Exercises — solutions
Exercise 1 solution
pipeline:
build:
- step: install with lockfile (requirements.txt + hashes)
- step: build wheel (include version and commit SHA)
- step: docker build --label commit=<SHA> --label model_version=<ver>
- step: push wheel and image to registry
test:
- step: lint + unit tests (transform functions, utils)
- step: data checks (schema, ranges, nulls)
- step: train_on_sample.py --data snapshot_2025_01 --size 0.05
- step: evaluate vs champion (fail if AUC_drop > 0.01)
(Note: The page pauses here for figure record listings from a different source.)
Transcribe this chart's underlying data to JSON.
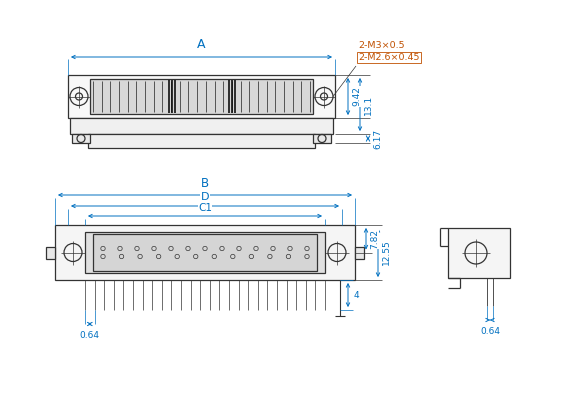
{
  "bg_color": "#ffffff",
  "line_color": "#333333",
  "dim_color": "#0070c0",
  "annotation_color": "#c05000",
  "fig_width": 5.83,
  "fig_height": 4.0,
  "labels": {
    "A": "A",
    "B": "B",
    "C1": "C1",
    "D": "D",
    "dim_9_42": "9.42",
    "dim_13_1": "13.1",
    "dim_6_17": "6.17",
    "dim_7_82": "7.82",
    "dim_12_55": "12.55",
    "dim_4": "4",
    "dim_0_64_left": "0.64",
    "dim_0_64_right": "0.64",
    "anno1": "2-M3×0.5",
    "anno2": "2-M2.6×0.45"
  }
}
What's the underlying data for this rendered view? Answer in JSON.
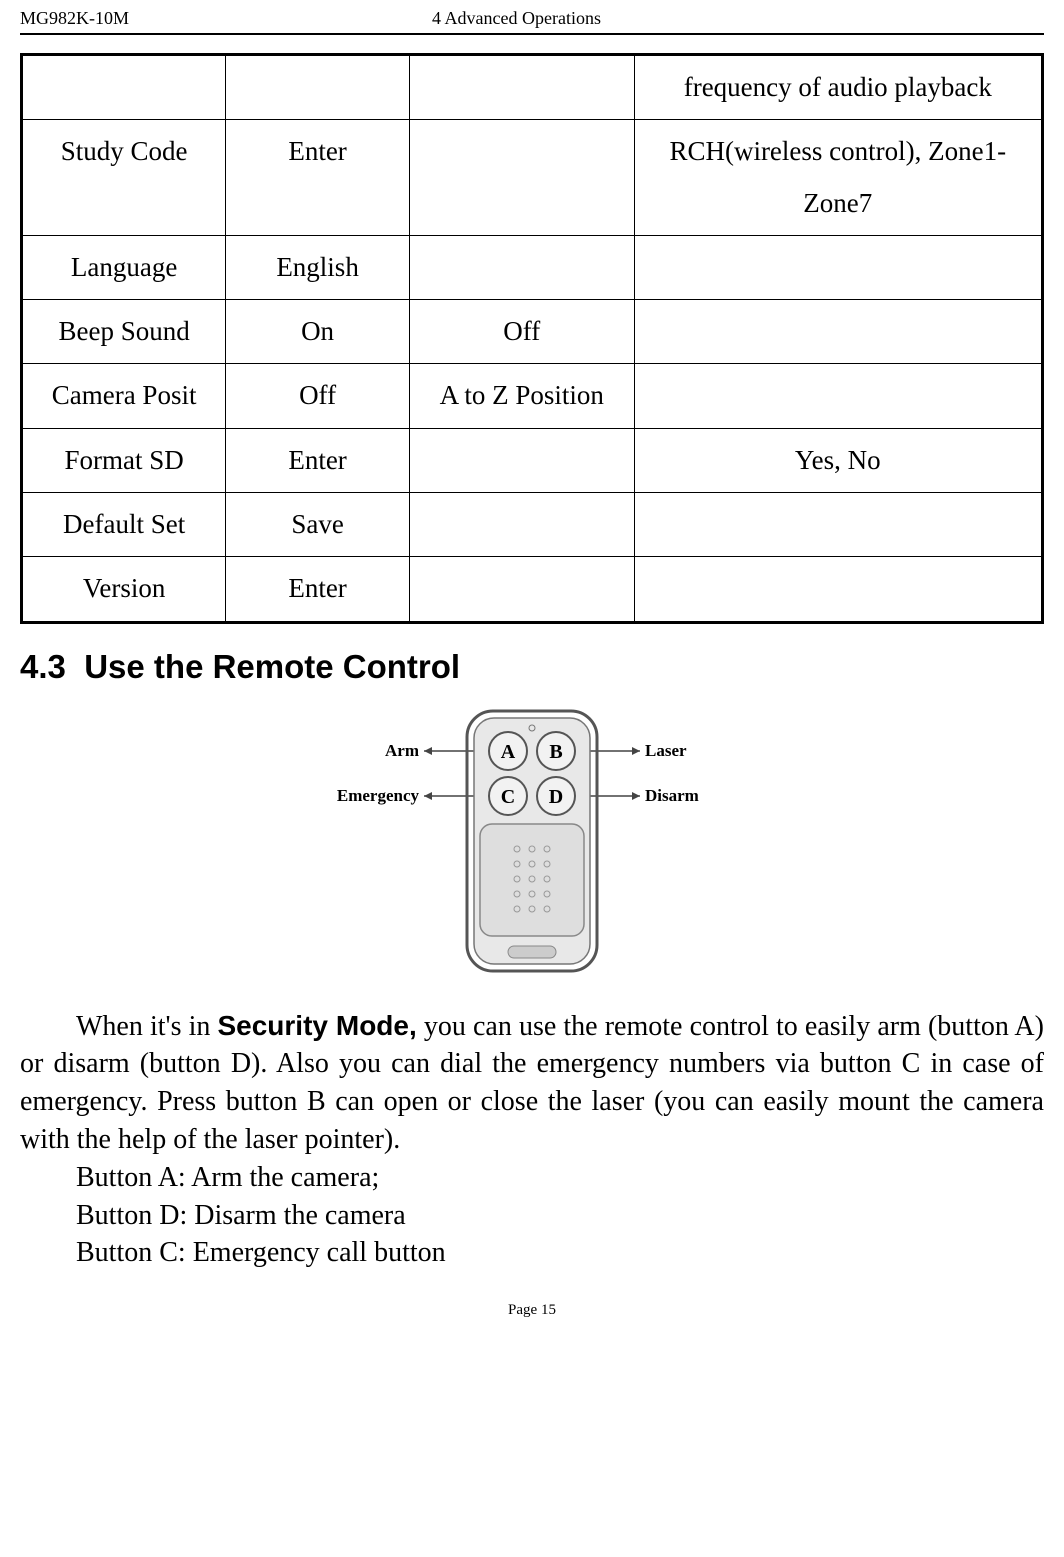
{
  "header": {
    "model": "MG982K-10M",
    "chapter": "4 Advanced Operations"
  },
  "table": {
    "rows": [
      {
        "c1": "",
        "c2": "",
        "c3": "",
        "c4": "frequency of audio playback"
      },
      {
        "c1": "Study Code",
        "c2": "Enter",
        "c3": "",
        "c4": "RCH(wireless control), Zone1-Zone7"
      },
      {
        "c1": "Language",
        "c2": "English",
        "c3": "",
        "c4": ""
      },
      {
        "c1": "Beep Sound",
        "c2": "On",
        "c3": "Off",
        "c4": ""
      },
      {
        "c1": "Camera Posit",
        "c2": "Off",
        "c3": "A to Z Position",
        "c4": ""
      },
      {
        "c1": "Format SD",
        "c2": "Enter",
        "c3": "",
        "c4": "Yes, No"
      },
      {
        "c1": "Default Set",
        "c2": "Save",
        "c3": "",
        "c4": ""
      },
      {
        "c1": "Version",
        "c2": "Enter",
        "c3": "",
        "c4": ""
      }
    ],
    "border_color": "#000000",
    "cell_fontsize": 27
  },
  "section": {
    "number": "4.3",
    "title": "Use the Remote Control"
  },
  "remote": {
    "labels": {
      "arm": "Arm",
      "laser": "Laser",
      "emergency": "Emergency",
      "disarm": "Disarm",
      "a": "A",
      "b": "B",
      "c": "C",
      "d": "D"
    },
    "colors": {
      "body": "#d9d9d9",
      "body_outline": "#666666",
      "button_fill": "#ececec",
      "button_stroke": "#555555",
      "label_text": "#000000",
      "arrow": "#444444",
      "dot": "#888888"
    }
  },
  "paragraph": {
    "lead": "When it's in ",
    "bold": "Security Mode,",
    "rest": " you can use the remote control to easily arm (button A) or disarm (button D). Also you can dial the emergency numbers via button C in case of emergency. Press button B can open or close the laser (you can easily mount the camera with the help of the laser pointer)."
  },
  "buttons_list": {
    "a": "Button A: Arm the camera;",
    "d": "Button D: Disarm the camera",
    "c": "Button C: Emergency call button"
  },
  "footer": {
    "page": "Page 15"
  }
}
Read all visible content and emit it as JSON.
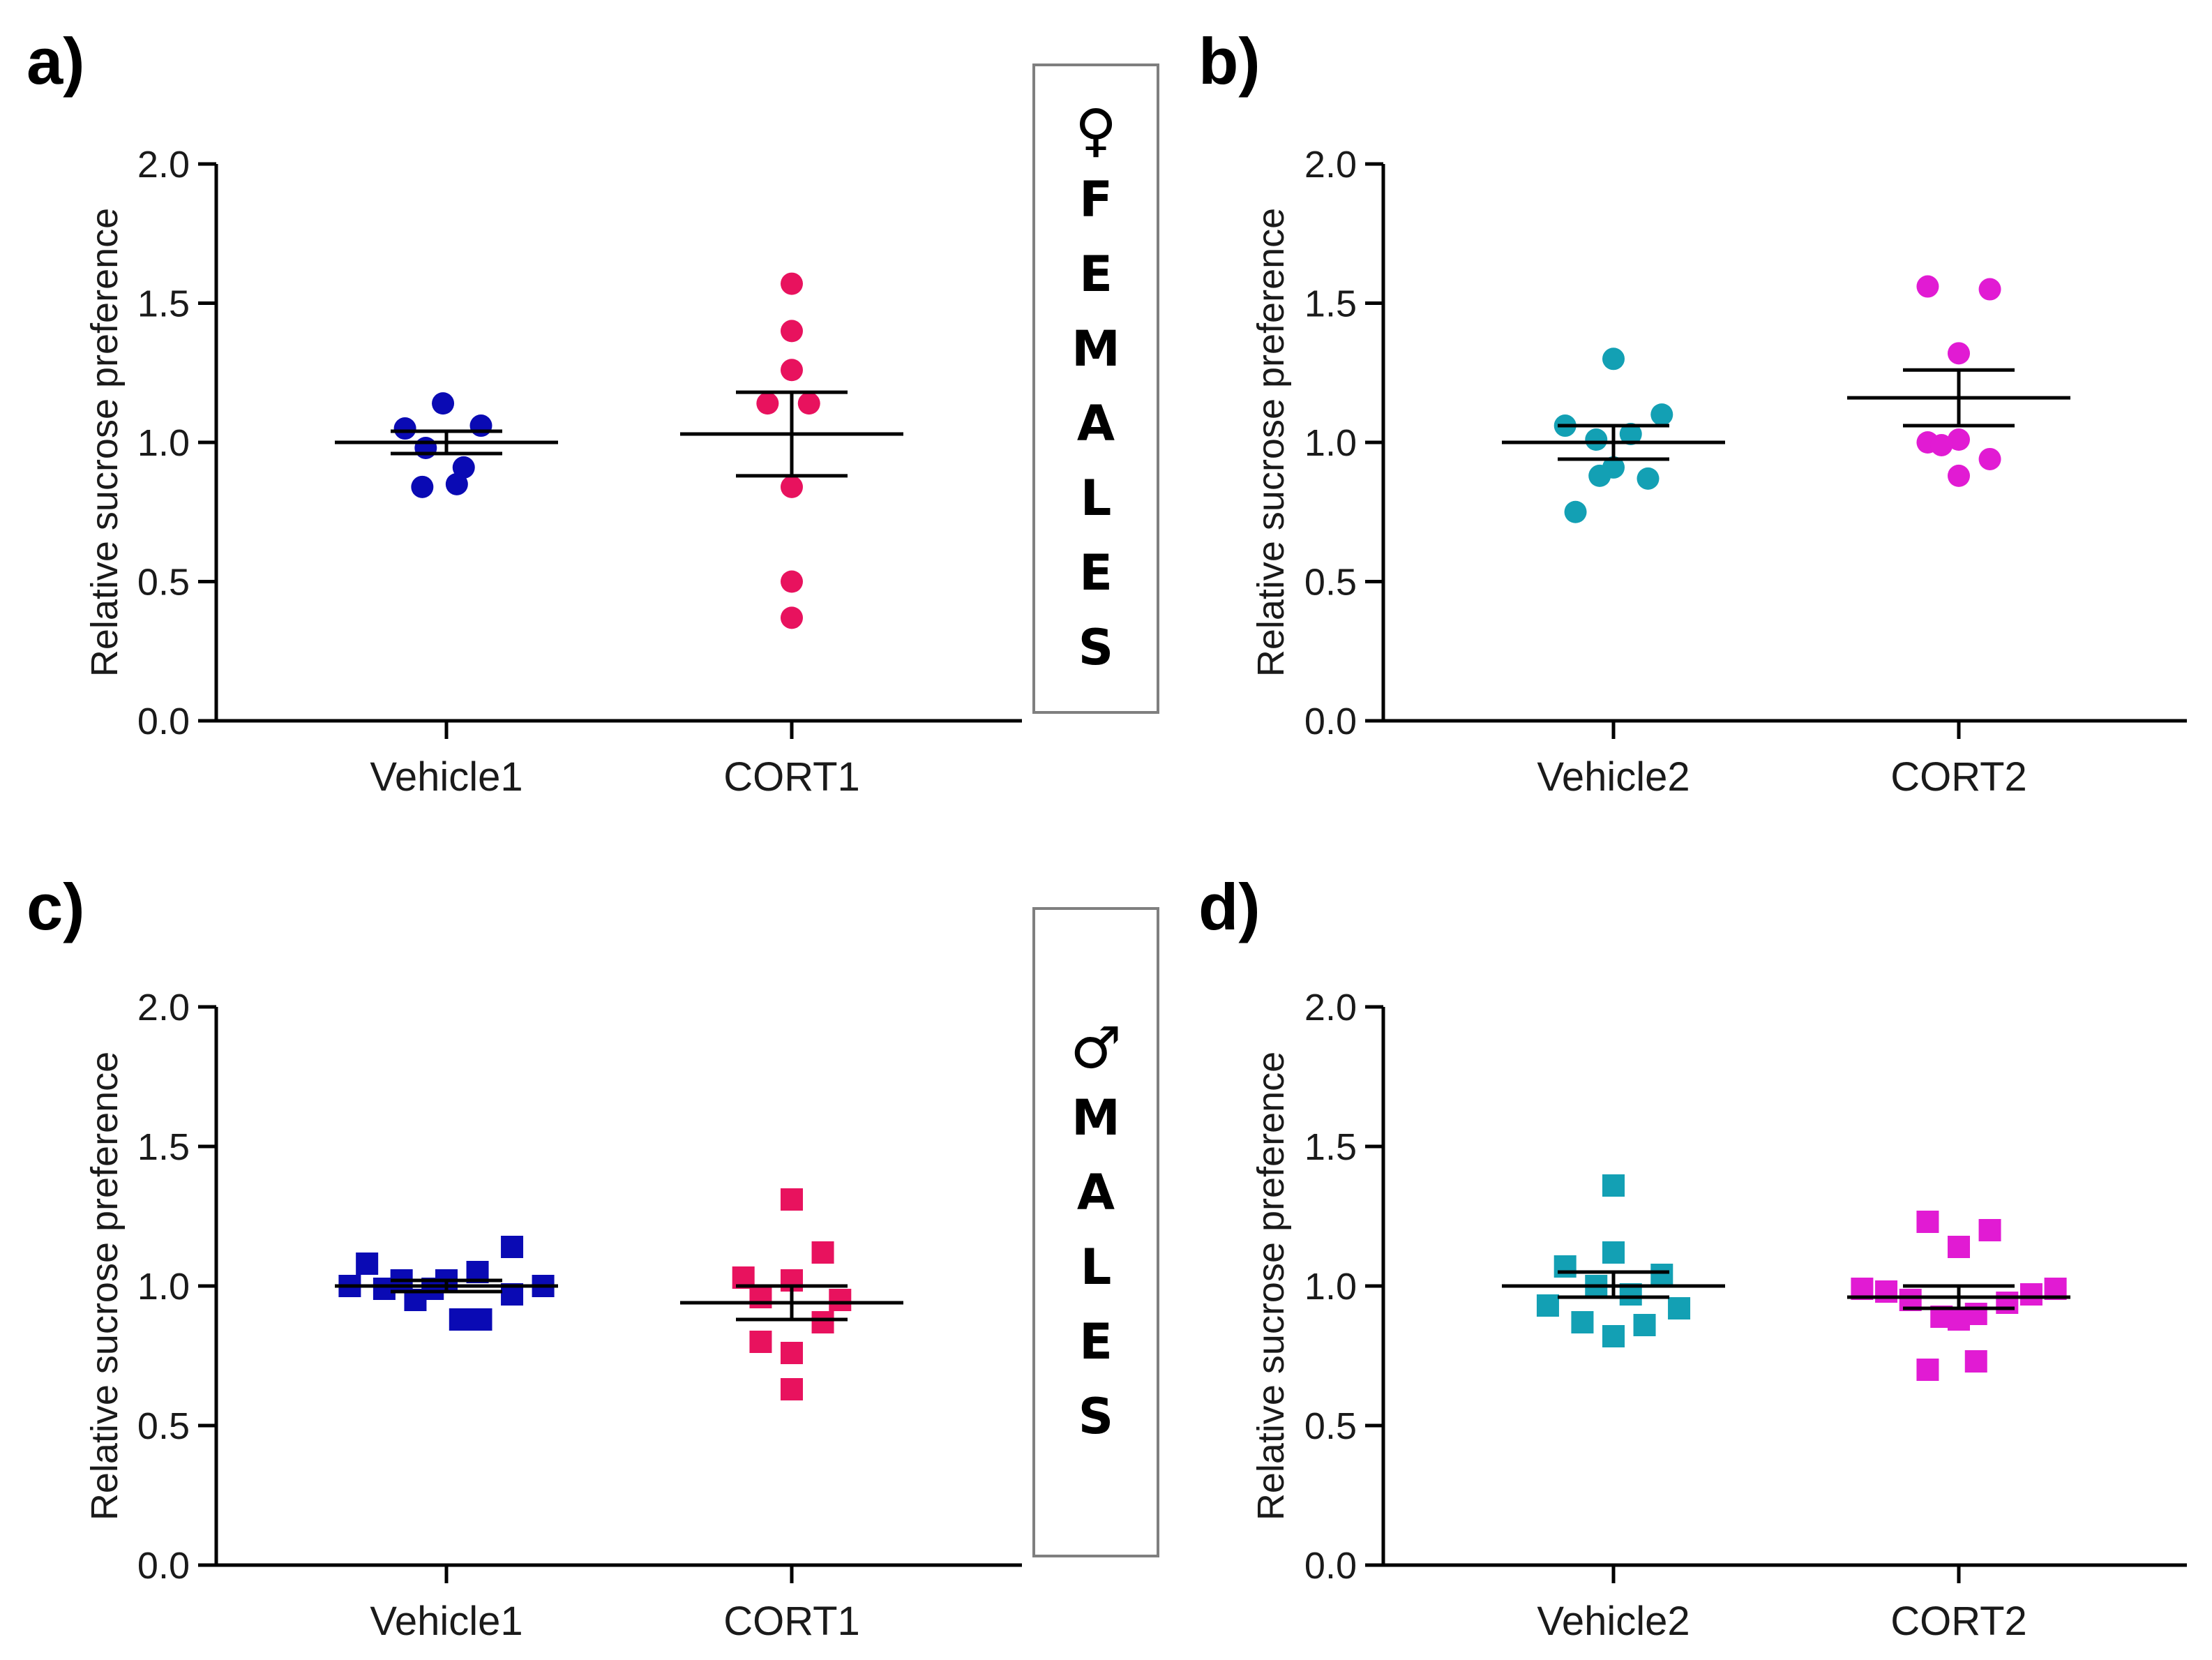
{
  "chart_data": [
    {
      "id": "a",
      "panel_label": "a)",
      "type": "scatter",
      "marker": "circle",
      "ylabel": "Relative sucrose preference",
      "ylim": [
        0,
        2.0
      ],
      "yticks": [
        "0.0",
        "0.5",
        "1.0",
        "1.5",
        "2.0"
      ],
      "categories": [
        "Vehicle1",
        "CORT1"
      ],
      "series": [
        {
          "category": "Vehicle1",
          "color": "#0a0ab4",
          "mean": 1.0,
          "sem": [
            0.96,
            1.04
          ],
          "points": [
            [
              -0.12,
              1.05
            ],
            [
              -0.01,
              1.14
            ],
            [
              0.1,
              1.06
            ],
            [
              -0.06,
              0.98
            ],
            [
              0.05,
              0.91
            ],
            [
              -0.07,
              0.84
            ],
            [
              0.03,
              0.85
            ]
          ]
        },
        {
          "category": "CORT1",
          "color": "#e8125e",
          "mean": 1.03,
          "sem": [
            0.88,
            1.18
          ],
          "points": [
            [
              0.0,
              1.57
            ],
            [
              0.0,
              1.4
            ],
            [
              0.0,
              1.26
            ],
            [
              -0.07,
              1.14
            ],
            [
              0.05,
              1.14
            ],
            [
              0.0,
              0.84
            ],
            [
              0.0,
              0.5
            ],
            [
              0.0,
              0.37
            ]
          ]
        }
      ]
    },
    {
      "id": "b",
      "panel_label": "b)",
      "type": "scatter",
      "marker": "circle",
      "ylabel": "Relative sucrose preference",
      "ylim": [
        0,
        2.0
      ],
      "yticks": [
        "0.0",
        "0.5",
        "1.0",
        "1.5",
        "2.0"
      ],
      "categories": [
        "Vehicle2",
        "CORT2"
      ],
      "series": [
        {
          "category": "Vehicle2",
          "color": "#13a0b4",
          "mean": 1.0,
          "sem": [
            0.94,
            1.06
          ],
          "points": [
            [
              0.0,
              1.3
            ],
            [
              -0.14,
              1.06
            ],
            [
              0.14,
              1.1
            ],
            [
              0.05,
              1.03
            ],
            [
              -0.05,
              1.01
            ],
            [
              0.0,
              0.91
            ],
            [
              0.1,
              0.87
            ],
            [
              -0.04,
              0.88
            ],
            [
              -0.11,
              0.75
            ]
          ]
        },
        {
          "category": "CORT2",
          "color": "#e11bd3",
          "mean": 1.16,
          "sem": [
            1.06,
            1.26
          ],
          "points": [
            [
              -0.09,
              1.56
            ],
            [
              0.09,
              1.55
            ],
            [
              0.0,
              1.32
            ],
            [
              -0.09,
              1.0
            ],
            [
              0.0,
              1.01
            ],
            [
              -0.05,
              0.99
            ],
            [
              0.09,
              0.94
            ],
            [
              0.0,
              0.88
            ]
          ]
        }
      ]
    },
    {
      "id": "c",
      "panel_label": "c)",
      "type": "scatter",
      "marker": "square",
      "ylabel": "Relative sucrose preference",
      "ylim": [
        0,
        2.0
      ],
      "yticks": [
        "0.0",
        "0.5",
        "1.0",
        "1.5",
        "2.0"
      ],
      "categories": [
        "Vehicle1",
        "CORT1"
      ],
      "series": [
        {
          "category": "Vehicle1",
          "color": "#0a0ab4",
          "mean": 1.0,
          "sem": [
            0.98,
            1.02
          ],
          "points": [
            [
              -0.28,
              1.0
            ],
            [
              -0.23,
              1.08
            ],
            [
              -0.18,
              0.99
            ],
            [
              -0.13,
              1.02
            ],
            [
              -0.09,
              0.95
            ],
            [
              -0.04,
              0.99
            ],
            [
              0.0,
              1.02
            ],
            [
              0.04,
              0.88
            ],
            [
              0.09,
              1.05
            ],
            [
              0.1,
              0.88
            ],
            [
              0.19,
              0.97
            ],
            [
              0.19,
              1.14
            ],
            [
              0.28,
              1.0
            ]
          ]
        },
        {
          "category": "CORT1",
          "color": "#e8125e",
          "mean": 0.94,
          "sem": [
            0.88,
            1.0
          ],
          "points": [
            [
              0.0,
              1.31
            ],
            [
              0.09,
              1.12
            ],
            [
              -0.14,
              1.03
            ],
            [
              -0.09,
              0.96
            ],
            [
              0.0,
              1.02
            ],
            [
              0.14,
              0.95
            ],
            [
              -0.09,
              0.8
            ],
            [
              0.09,
              0.87
            ],
            [
              0.0,
              0.76
            ],
            [
              0.0,
              0.63
            ]
          ]
        }
      ]
    },
    {
      "id": "d",
      "panel_label": "d)",
      "type": "scatter",
      "marker": "square",
      "ylabel": "Relative sucrose preference",
      "ylim": [
        0,
        2.0
      ],
      "yticks": [
        "0.0",
        "0.5",
        "1.0",
        "1.5",
        "2.0"
      ],
      "categories": [
        "Vehicle2",
        "CORT2"
      ],
      "series": [
        {
          "category": "Vehicle2",
          "color": "#13a0b4",
          "mean": 1.0,
          "sem": [
            0.96,
            1.05
          ],
          "points": [
            [
              0.0,
              1.36
            ],
            [
              0.0,
              1.12
            ],
            [
              -0.14,
              1.07
            ],
            [
              0.14,
              1.04
            ],
            [
              -0.05,
              1.0
            ],
            [
              0.05,
              0.97
            ],
            [
              -0.19,
              0.93
            ],
            [
              0.19,
              0.92
            ],
            [
              -0.09,
              0.87
            ],
            [
              0.09,
              0.86
            ],
            [
              0.0,
              0.82
            ]
          ]
        },
        {
          "category": "CORT2",
          "color": "#e11bd3",
          "mean": 0.96,
          "sem": [
            0.92,
            1.0
          ],
          "points": [
            [
              -0.09,
              1.23
            ],
            [
              0.09,
              1.2
            ],
            [
              0.0,
              1.14
            ],
            [
              -0.28,
              0.99
            ],
            [
              -0.21,
              0.98
            ],
            [
              0.28,
              0.99
            ],
            [
              0.21,
              0.97
            ],
            [
              -0.14,
              0.95
            ],
            [
              0.14,
              0.94
            ],
            [
              -0.05,
              0.89
            ],
            [
              0.05,
              0.9
            ],
            [
              0.0,
              0.88
            ],
            [
              -0.09,
              0.7
            ],
            [
              0.05,
              0.73
            ]
          ]
        }
      ]
    }
  ],
  "sex_boxes": [
    {
      "id": "female",
      "symbol": "♀",
      "letters": [
        "F",
        "E",
        "M",
        "A",
        "L",
        "E",
        "S"
      ]
    },
    {
      "id": "male",
      "symbol": "♂",
      "letters": [
        "M",
        "A",
        "L",
        "E",
        "S"
      ]
    }
  ]
}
- step: dependency vulnerability scan + secret scan
release:
- step: deploy to staging with artifact version
- step: smoke endpoint + P95 latency <= 120ms on 1k requests
- gate: manual approval by MLOps on green
- step: canary 10% traffic, 30 min observation
- condition: rollback if error_rate > 2% or CTR_drop > 3%
- step: promote to 100% + tag releaseExercise 2 solution
Quality gate: Require candidate AUC >= 0.81 (champion 0.82 with 0.01 tolerance) on the same evaluation split; fail otherwise. Performance gate: On staging canary, P95 latency must be ≤ 120 ms for at least 1k requests. Rollback signals: automatic rollback if error rate exceeds 2% over 5 minutes or if online proxy metric (e.g., click-through) drops by more than 3% versus canary control during the bake period.